Just last month, Ford tried to ditch the 5-cent plastic bag fee in the city. Council overruled almost spitefully, banning plastic bags altogether. (Ford is now threatening a lawsuit.)

Other incomplete pledges Ford made to the city: hiring 100 new police officers, extending the Bloor-Danforth subway to the Scarborough Town Centre, removing some streetcar routes, synchronizing Toronto's traffic signals, introducing colour-coded curbs to help with parking, investing $400 million in road improvements, and improving customer service from city officials.

Ford hasn't reduced the size of council by half yet, either.

See a simple chart of Ford's pledge-fulfillment here.

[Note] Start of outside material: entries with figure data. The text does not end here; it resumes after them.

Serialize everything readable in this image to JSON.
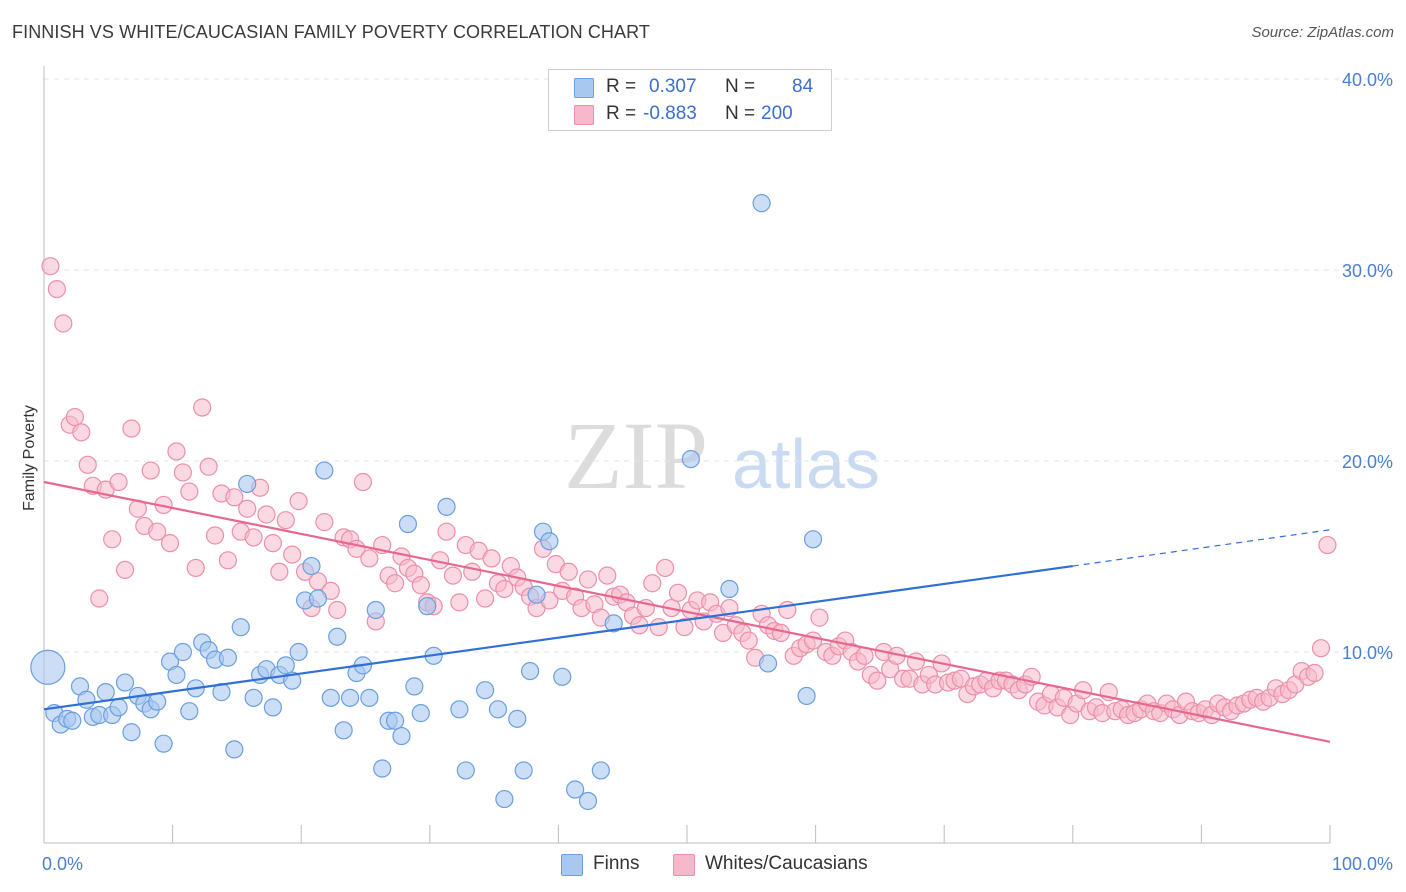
{
  "title": "FINNISH VS WHITE/CAUCASIAN FAMILY POVERTY CORRELATION CHART",
  "source": "Source: ZipAtlas.com",
  "watermark": {
    "zip": "ZIP",
    "atlas": "atlas"
  },
  "legend": {
    "rows": [
      {
        "r_label": "R =",
        "r_value": "0.307",
        "n_label": "N =",
        "n_value": "84"
      },
      {
        "r_label": "R =",
        "r_value": "-0.883",
        "n_label": "N =",
        "n_value": "200"
      }
    ]
  },
  "bottom_legend": {
    "finns": "Finns",
    "whites": "Whites/Caucasians"
  },
  "colors": {
    "finns_fill": "#a9c8ef",
    "finns_stroke": "#6a9fe0",
    "finns_line": "#2f6fd6",
    "whites_fill": "#f6b9cb",
    "whites_stroke": "#ec8fab",
    "whites_line": "#e8678f",
    "tick_text": "#4a7fd1",
    "grid": "#e3e3e3"
  },
  "chart_data": {
    "type": "scatter",
    "xlabel": "",
    "ylabel": "Family Poverty",
    "xlim": [
      0,
      100
    ],
    "ylim": [
      0,
      40
    ],
    "x_tick_labels": [
      "0.0%",
      "100.0%"
    ],
    "y_ticks": [
      10,
      20,
      30,
      40
    ],
    "y_tick_labels": [
      "10.0%",
      "20.0%",
      "30.0%",
      "40.0%"
    ],
    "grid": "horizontal dashed",
    "legend_position": "top-center",
    "series": [
      {
        "name": "Finns",
        "R": 0.307,
        "N": 84,
        "trend": {
          "x": [
            0,
            80
          ],
          "y": [
            7.0,
            14.5
          ],
          "dashed_extension": {
            "x": [
              80,
              100
            ],
            "y": [
              14.5,
              16.4
            ]
          }
        },
        "points": [
          [
            0.3,
            9.2
          ],
          [
            0.8,
            6.8
          ],
          [
            1.3,
            6.2
          ],
          [
            1.8,
            6.5
          ],
          [
            2.2,
            6.4
          ],
          [
            2.8,
            8.2
          ],
          [
            3.3,
            7.5
          ],
          [
            3.8,
            6.6
          ],
          [
            4.3,
            6.7
          ],
          [
            4.8,
            7.9
          ],
          [
            5.3,
            6.7
          ],
          [
            5.8,
            7.1
          ],
          [
            6.3,
            8.4
          ],
          [
            6.8,
            5.8
          ],
          [
            7.3,
            7.7
          ],
          [
            7.8,
            7.3
          ],
          [
            8.3,
            7.0
          ],
          [
            8.8,
            7.4
          ],
          [
            9.3,
            5.2
          ],
          [
            9.8,
            9.5
          ],
          [
            10.3,
            8.8
          ],
          [
            10.8,
            10.0
          ],
          [
            11.3,
            6.9
          ],
          [
            11.8,
            8.1
          ],
          [
            12.3,
            10.5
          ],
          [
            12.8,
            10.1
          ],
          [
            13.3,
            9.6
          ],
          [
            13.8,
            7.9
          ],
          [
            14.3,
            9.7
          ],
          [
            14.8,
            4.9
          ],
          [
            15.3,
            11.3
          ],
          [
            15.8,
            18.8
          ],
          [
            16.3,
            7.6
          ],
          [
            16.8,
            8.8
          ],
          [
            17.3,
            9.1
          ],
          [
            17.8,
            7.1
          ],
          [
            18.3,
            8.8
          ],
          [
            18.8,
            9.3
          ],
          [
            19.3,
            8.5
          ],
          [
            19.8,
            10.0
          ],
          [
            20.3,
            12.7
          ],
          [
            20.8,
            14.5
          ],
          [
            21.3,
            12.8
          ],
          [
            21.8,
            19.5
          ],
          [
            22.3,
            7.6
          ],
          [
            22.8,
            10.8
          ],
          [
            23.3,
            5.9
          ],
          [
            23.8,
            7.6
          ],
          [
            24.3,
            8.9
          ],
          [
            24.8,
            9.3
          ],
          [
            25.3,
            7.6
          ],
          [
            25.8,
            12.2
          ],
          [
            26.3,
            3.9
          ],
          [
            26.8,
            6.4
          ],
          [
            27.3,
            6.4
          ],
          [
            27.8,
            5.6
          ],
          [
            28.3,
            16.7
          ],
          [
            28.8,
            8.2
          ],
          [
            29.3,
            6.8
          ],
          [
            29.8,
            12.4
          ],
          [
            30.3,
            9.8
          ],
          [
            31.3,
            17.6
          ],
          [
            32.3,
            7.0
          ],
          [
            32.8,
            3.8
          ],
          [
            34.3,
            8.0
          ],
          [
            35.3,
            7.0
          ],
          [
            35.8,
            2.3
          ],
          [
            36.8,
            6.5
          ],
          [
            37.3,
            3.8
          ],
          [
            37.8,
            9.0
          ],
          [
            38.3,
            13.0
          ],
          [
            38.8,
            16.3
          ],
          [
            39.3,
            15.8
          ],
          [
            40.3,
            8.7
          ],
          [
            41.3,
            2.8
          ],
          [
            42.3,
            2.2
          ],
          [
            43.3,
            3.8
          ],
          [
            44.3,
            11.5
          ],
          [
            50.3,
            20.1
          ],
          [
            53.3,
            13.3
          ],
          [
            55.8,
            33.5
          ],
          [
            56.3,
            9.4
          ],
          [
            59.3,
            7.7
          ],
          [
            59.8,
            15.9
          ]
        ]
      },
      {
        "name": "Whites/Caucasians",
        "R": -0.883,
        "N": 200,
        "trend": {
          "x": [
            0,
            100
          ],
          "y": [
            18.9,
            5.3
          ]
        },
        "points": [
          [
            0.5,
            30.2
          ],
          [
            1.0,
            29.0
          ],
          [
            1.5,
            27.2
          ],
          [
            2.0,
            21.9
          ],
          [
            2.4,
            22.3
          ],
          [
            2.9,
            21.5
          ],
          [
            3.4,
            19.8
          ],
          [
            3.8,
            18.7
          ],
          [
            4.3,
            12.8
          ],
          [
            4.8,
            18.5
          ],
          [
            5.3,
            15.9
          ],
          [
            5.8,
            18.9
          ],
          [
            6.3,
            14.3
          ],
          [
            6.8,
            21.7
          ],
          [
            7.3,
            17.5
          ],
          [
            7.8,
            16.6
          ],
          [
            8.3,
            19.5
          ],
          [
            8.8,
            16.3
          ],
          [
            9.3,
            17.7
          ],
          [
            9.8,
            15.7
          ],
          [
            10.3,
            20.5
          ],
          [
            10.8,
            19.4
          ],
          [
            11.3,
            18.4
          ],
          [
            11.8,
            14.4
          ],
          [
            12.3,
            22.8
          ],
          [
            12.8,
            19.7
          ],
          [
            13.3,
            16.1
          ],
          [
            13.8,
            18.3
          ],
          [
            14.3,
            14.8
          ],
          [
            14.8,
            18.1
          ],
          [
            15.3,
            16.3
          ],
          [
            15.8,
            17.5
          ],
          [
            16.3,
            16.0
          ],
          [
            16.8,
            18.6
          ],
          [
            17.3,
            17.2
          ],
          [
            17.8,
            15.7
          ],
          [
            18.3,
            14.2
          ],
          [
            18.8,
            16.9
          ],
          [
            19.3,
            15.1
          ],
          [
            19.8,
            17.9
          ],
          [
            20.3,
            14.2
          ],
          [
            20.8,
            12.3
          ],
          [
            21.3,
            13.7
          ],
          [
            21.8,
            16.8
          ],
          [
            22.3,
            13.2
          ],
          [
            22.8,
            12.2
          ],
          [
            23.3,
            16.0
          ],
          [
            23.8,
            15.9
          ],
          [
            24.3,
            15.4
          ],
          [
            24.8,
            18.9
          ],
          [
            25.3,
            14.9
          ],
          [
            25.8,
            11.6
          ],
          [
            26.3,
            15.6
          ],
          [
            26.8,
            14.0
          ],
          [
            27.3,
            13.6
          ],
          [
            27.8,
            15.0
          ],
          [
            28.3,
            14.4
          ],
          [
            28.8,
            14.1
          ],
          [
            29.3,
            13.5
          ],
          [
            29.8,
            12.6
          ],
          [
            30.3,
            12.4
          ],
          [
            30.8,
            14.8
          ],
          [
            31.3,
            16.3
          ],
          [
            31.8,
            14.0
          ],
          [
            32.3,
            12.6
          ],
          [
            32.8,
            15.6
          ],
          [
            33.3,
            14.2
          ],
          [
            33.8,
            15.3
          ],
          [
            34.3,
            12.8
          ],
          [
            34.8,
            14.9
          ],
          [
            35.3,
            13.6
          ],
          [
            35.8,
            13.3
          ],
          [
            36.3,
            14.5
          ],
          [
            36.8,
            13.9
          ],
          [
            37.3,
            13.4
          ],
          [
            37.8,
            12.9
          ],
          [
            38.3,
            12.3
          ],
          [
            38.8,
            15.4
          ],
          [
            39.3,
            12.7
          ],
          [
            39.8,
            14.6
          ],
          [
            40.3,
            13.2
          ],
          [
            40.8,
            14.2
          ],
          [
            41.3,
            12.9
          ],
          [
            41.8,
            12.3
          ],
          [
            42.3,
            13.8
          ],
          [
            42.8,
            12.5
          ],
          [
            43.3,
            11.8
          ],
          [
            43.8,
            14.0
          ],
          [
            44.3,
            12.9
          ],
          [
            44.8,
            13.0
          ],
          [
            45.3,
            12.6
          ],
          [
            45.8,
            11.9
          ],
          [
            46.3,
            11.4
          ],
          [
            46.8,
            12.3
          ],
          [
            47.3,
            13.6
          ],
          [
            47.8,
            11.3
          ],
          [
            48.3,
            14.4
          ],
          [
            48.8,
            12.3
          ],
          [
            49.3,
            13.1
          ],
          [
            49.8,
            11.3
          ],
          [
            50.3,
            12.2
          ],
          [
            50.8,
            12.7
          ],
          [
            51.3,
            11.6
          ],
          [
            51.8,
            12.6
          ],
          [
            52.3,
            12.0
          ],
          [
            52.8,
            11.0
          ],
          [
            53.3,
            12.3
          ],
          [
            53.8,
            11.4
          ],
          [
            54.3,
            11.0
          ],
          [
            54.8,
            10.6
          ],
          [
            55.3,
            9.7
          ],
          [
            55.8,
            12.0
          ],
          [
            56.3,
            11.4
          ],
          [
            56.8,
            11.1
          ],
          [
            57.3,
            11.0
          ],
          [
            57.8,
            12.2
          ],
          [
            58.3,
            9.8
          ],
          [
            58.8,
            10.2
          ],
          [
            59.3,
            10.4
          ],
          [
            59.8,
            10.6
          ],
          [
            60.3,
            11.8
          ],
          [
            60.8,
            10.0
          ],
          [
            61.3,
            9.8
          ],
          [
            61.8,
            10.3
          ],
          [
            62.3,
            10.6
          ],
          [
            62.8,
            10.0
          ],
          [
            63.3,
            9.5
          ],
          [
            63.8,
            9.8
          ],
          [
            64.3,
            8.8
          ],
          [
            64.8,
            8.5
          ],
          [
            65.3,
            10.0
          ],
          [
            65.8,
            9.1
          ],
          [
            66.3,
            9.8
          ],
          [
            66.8,
            8.6
          ],
          [
            67.3,
            8.6
          ],
          [
            67.8,
            9.5
          ],
          [
            68.3,
            8.3
          ],
          [
            68.8,
            8.8
          ],
          [
            69.3,
            8.3
          ],
          [
            69.8,
            9.4
          ],
          [
            70.3,
            8.4
          ],
          [
            70.8,
            8.5
          ],
          [
            71.3,
            8.6
          ],
          [
            71.8,
            7.8
          ],
          [
            72.3,
            8.2
          ],
          [
            72.8,
            8.3
          ],
          [
            73.3,
            8.5
          ],
          [
            73.8,
            8.1
          ],
          [
            74.3,
            8.5
          ],
          [
            74.8,
            8.5
          ],
          [
            75.3,
            8.3
          ],
          [
            75.8,
            8.0
          ],
          [
            76.3,
            8.3
          ],
          [
            76.8,
            8.7
          ],
          [
            77.3,
            7.4
          ],
          [
            77.8,
            7.2
          ],
          [
            78.3,
            7.8
          ],
          [
            78.8,
            7.1
          ],
          [
            79.3,
            7.6
          ],
          [
            79.8,
            6.7
          ],
          [
            80.3,
            7.3
          ],
          [
            80.8,
            8.0
          ],
          [
            81.3,
            6.9
          ],
          [
            81.8,
            7.1
          ],
          [
            82.3,
            6.8
          ],
          [
            82.8,
            7.9
          ],
          [
            83.3,
            6.9
          ],
          [
            83.8,
            7.0
          ],
          [
            84.3,
            6.7
          ],
          [
            84.8,
            6.8
          ],
          [
            85.3,
            7.0
          ],
          [
            85.8,
            7.3
          ],
          [
            86.3,
            6.9
          ],
          [
            86.8,
            6.8
          ],
          [
            87.3,
            7.3
          ],
          [
            87.8,
            7.0
          ],
          [
            88.3,
            6.7
          ],
          [
            88.8,
            7.4
          ],
          [
            89.3,
            6.9
          ],
          [
            89.8,
            6.8
          ],
          [
            90.3,
            7.0
          ],
          [
            90.8,
            6.7
          ],
          [
            91.3,
            7.3
          ],
          [
            91.8,
            7.1
          ],
          [
            92.3,
            6.9
          ],
          [
            92.8,
            7.2
          ],
          [
            93.3,
            7.3
          ],
          [
            93.8,
            7.5
          ],
          [
            94.3,
            7.6
          ],
          [
            94.8,
            7.4
          ],
          [
            95.3,
            7.6
          ],
          [
            95.8,
            8.1
          ],
          [
            96.3,
            7.8
          ],
          [
            96.8,
            8.0
          ],
          [
            97.3,
            8.3
          ],
          [
            97.8,
            9.0
          ],
          [
            98.3,
            8.7
          ],
          [
            98.8,
            8.9
          ],
          [
            99.3,
            10.2
          ],
          [
            99.8,
            15.6
          ]
        ]
      }
    ]
  }
}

To be fair, Ford did follow through on a few of his campaign promises: he eliminated the Vehicle Registration Tax, made the TTC an essential service, published City of Toronto spending online, and reduced the mayor's office budget by 20 per cent.

The Agenda lists Ford's promise of taking homeless people off the streets as another apparent success, as a survey shows a 50 per cent decrease in the number of homeless at night between April 2009 and April 2010. (Ford took office in December 2010.) Still, the improvement is more likely the result of the Streets to Homes project launched in 2005.

In April of this year, National Post columnist Matt Gurney wrote about Ford's campaign promises: "Some he has completed successfully, others he has failed in. Either way, the end result is clear — he's pretty much out of campaign promises that he can actually deliver on."

Gurney suggested that Ford get back on track, salvaging some of his own transit plan, by raising taxes strategically:

"Mayor Ford should create a transit infrastructure fund, supported by new fees, charges and taxes. And he should then offset the new taxes by chopping the same amount of money out of the city's normal operating budget."

So now Ford is faced with a steep new tax to pay for a transit overhaul and expansion. Will he "stop the gravy train" this time around, or let it roar down the tracks?